2 FEBRUARY 2008, Page 31

The disappearing bezzle

Christopher Fildes

My friend Herbie from the Last National Bank of Boot Hill understood about rogue traders. When another hapless bank owned up to losses ‘due to unauthorised trading’, he added: ‘They mean nobody authorised the guy to get it wrong.’ Now that a French trader called Jerome Kerviel has set a new record by losing £3.6 billion, Société Générale, whose money it was, is left to wonder how it happened and to search for some deep, dark conspiracy. It looks more like a familiar story with extra noughts on the end. A swashbuckling trader buckles when he should have swashed, and then tries to double up and cover up. The money all goes to the people on the other end of his deals.

This happened to Lloyds in Lugano and to Allied Irish Bank in Baltimore, and to a Japanese bank whose man in New York would never take a holiday and kept the books to himself. Most memorably, it happened to Barings, when a swashbuckling trader called Leeson, out in Singapore, doubled up and broke the bank.

For him and for Barings, the moment of truth came at 1 a.m. when Leeson had vanished and the accountant from London forced the lock on the drawer of his desk, to find the telltale records and the scissors and paste he had used to fudge the documents he needed. This was an extreme case of what old hands call TIDS — Tickets In Drawer Syndrome. No wonder they say that the desks in a dealing-room must not have drawers.

These old hands learned to rely on their noses and ears. They would listen in to the market, they would talk to their opposite numbers in other banks, they would pick up a pattern of dealing and ask themselves if it made sense. Whether anyone at SocGen asked questions like these about Kerviel’s dealings, we shall now have the chance to find out.

None were asked at Barings. All the way up to Peter Baring, the chairman, everybody wanted to believe in this star dealer. They had told the Bank of England that his dealings were essentially risk-free and very profitable — as if there were no contradiction in terms or no link between profit and risk. Their bonuses, all of them bigger than Leeson’s, were riding on him. The only man not on a bonus was the lowly accountant who rumbled the fraud.

That, too, is a familiar story. Bankers win their promotions by winning new business, taking on new risks for new rewards and showing what stick-in-the-muds their competitors are. (Example: Adam Applegarth at Northern Rock.) By the time the new business goes bad, they can expect to have picked up their bonuses and moved on to higher things, possibly at other banks. No bonuses accrue to the man who clears up the mess.

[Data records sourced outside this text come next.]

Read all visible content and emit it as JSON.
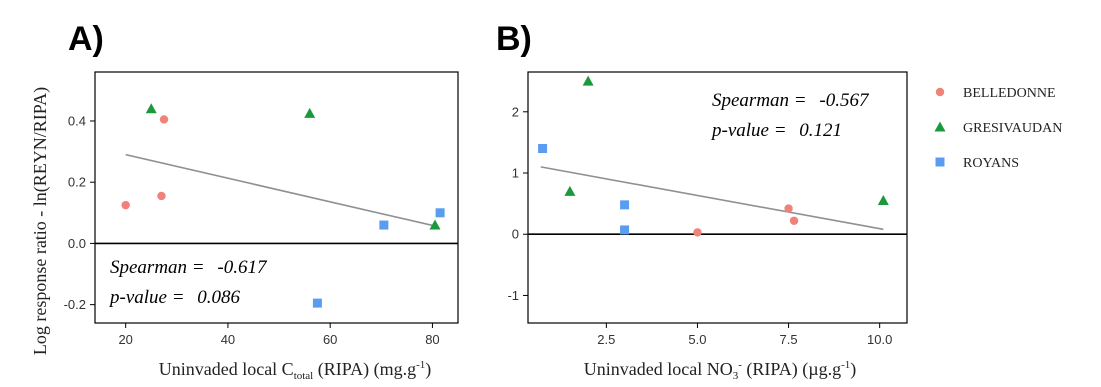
{
  "colors": {
    "BELLEDONNE": "#f0827a",
    "GRESIVAUDAN": "#1a9a3a",
    "ROYANS": "#5a9cf0",
    "regression": "#909090",
    "zero_line": "#000000"
  },
  "legend": {
    "items": [
      {
        "name": "BELLEDONNE",
        "marker": "circle"
      },
      {
        "name": "GRESIVAUDAN",
        "marker": "triangle"
      },
      {
        "name": "ROYANS",
        "marker": "square"
      }
    ]
  },
  "shared_ylabel": "Log response ratio - ln(REYN/RIPA)",
  "chart_data": [
    {
      "type": "scatter",
      "panel": "A)",
      "xlabel": {
        "base": "Uninvaded local C",
        "sub": "total",
        "rest": " (RIPA) (mg.g",
        "sup": "-1",
        "close": ")"
      },
      "xlim": [
        14,
        85
      ],
      "ylim": [
        -0.26,
        0.56
      ],
      "xticks": [
        20,
        40,
        60,
        80
      ],
      "xtick_labels": [
        "20",
        "40",
        "60",
        "80"
      ],
      "yticks": [
        -0.2,
        0.0,
        0.2,
        0.4
      ],
      "ytick_labels": [
        "-0.2",
        "0.0",
        "0.2",
        "0.4"
      ],
      "hline": 0,
      "fit": {
        "x": [
          20,
          81
        ],
        "y": [
          0.29,
          0.055
        ]
      },
      "annotation": {
        "line1_label": "Spearman = ",
        "line1_value": "-0.617",
        "line2_label": "p-value = ",
        "line2_value": "0.086",
        "position": "bottom-left"
      },
      "series": [
        {
          "name": "BELLEDONNE",
          "x": [
            20,
            27,
            27.5
          ],
          "y": [
            0.125,
            0.155,
            0.405
          ]
        },
        {
          "name": "GRESIVAUDAN",
          "x": [
            25,
            56,
            80.5
          ],
          "y": [
            0.44,
            0.425,
            0.06
          ]
        },
        {
          "name": "ROYANS",
          "x": [
            57.5,
            70.5,
            81.5
          ],
          "y": [
            -0.195,
            0.06,
            0.1
          ]
        }
      ]
    },
    {
      "type": "scatter",
      "panel": "B)",
      "xlabel": {
        "base": "Uninvaded local NO",
        "sub": "3",
        "sup": "-",
        "rest": " (RIPA) (µg.g",
        "sup2": "-1",
        "close": ")"
      },
      "xlim": [
        0.35,
        10.75
      ],
      "ylim": [
        -1.45,
        2.65
      ],
      "xticks": [
        2.5,
        5.0,
        7.5,
        10.0
      ],
      "xtick_labels": [
        "2.5",
        "5.0",
        "7.5",
        "10.0"
      ],
      "yticks": [
        -1,
        0,
        1,
        2
      ],
      "ytick_labels": [
        "-1",
        "0",
        "1",
        "2"
      ],
      "hline": 0,
      "fit": {
        "x": [
          0.7,
          10.1
        ],
        "y": [
          1.1,
          0.08
        ]
      },
      "annotation": {
        "line1_label": "Spearman = ",
        "line1_value": "-0.567",
        "line2_label": "p-value = ",
        "line2_value": "0.121",
        "position": "top-right"
      },
      "series": [
        {
          "name": "BELLEDONNE",
          "x": [
            5.0,
            7.5,
            7.65
          ],
          "y": [
            0.03,
            0.42,
            0.22
          ]
        },
        {
          "name": "GRESIVAUDAN",
          "x": [
            1.5,
            2.0,
            10.1
          ],
          "y": [
            0.7,
            2.5,
            0.55
          ]
        },
        {
          "name": "ROYANS",
          "x": [
            0.75,
            3.0,
            3.0
          ],
          "y": [
            1.4,
            0.48,
            0.07
          ]
        }
      ]
    }
  ]
}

That happens when, as now, the banking cycle turns down and the markets boil over. The bezzle shows up, as J.K. Galbraith explained in The Great Crash — still in print and never more topical. In heady times, he argued, fraudsters successfully embezzle money, but the people whose money it is or was believe that they still have it. So the bezzle is counted twice over, there seems to be even more money about, no questions are asked and the times become even more heady.

In the end, doubts set in. Bankers work out the true cost of lending money to emerging banana republics or to subprime trailer trash. They wake up and ask questions. They send the accountants in, and the bezzle comes to light and shrinks. Put like that, SocGen’s loss looks like a textbook instance of a disappearing bezzle.

This time round, in fact, bankers have found so many new reasons for writing off billions that an old-fashioned dealing-room fraud must almost come as a refreshing change. They can look at the true cost of trading elaborate financial instruments, and turn to another topical classic, Fred Schwed’s Where Are The Customers’ Yachts? ‘While the millions are being stolen,’ says Fred, ‘the billions are being lost. Nothing crooked — just bad luck and bad brains met together in an effort to do something that couldn’t be done in the first place.’ So some or most of SocGen’s missing £3.6 billion will have been lost to other banks, whose managers must now be grateful for what they can get. Perhaps they will learn by example the limits of mathematical modelling — SocGen loved to boast of its wonderful systems — and make more allowance for chance and human nature. They might even learn to use their ears and noses.

Having got that far, they ought to reflect on Herbie’s insight. Nobody authorised Leeson or Kerviel to get it wrong — but who would have known if they had got it right?

How many other hard-pressed dealers have fudged their records, doubled up and won? How many other senior managers have taken the result at its face value, awarded themselves a share of the credit and declared bonuses all round? How big is that bezzle? Perhaps we and they should hope that we never find out.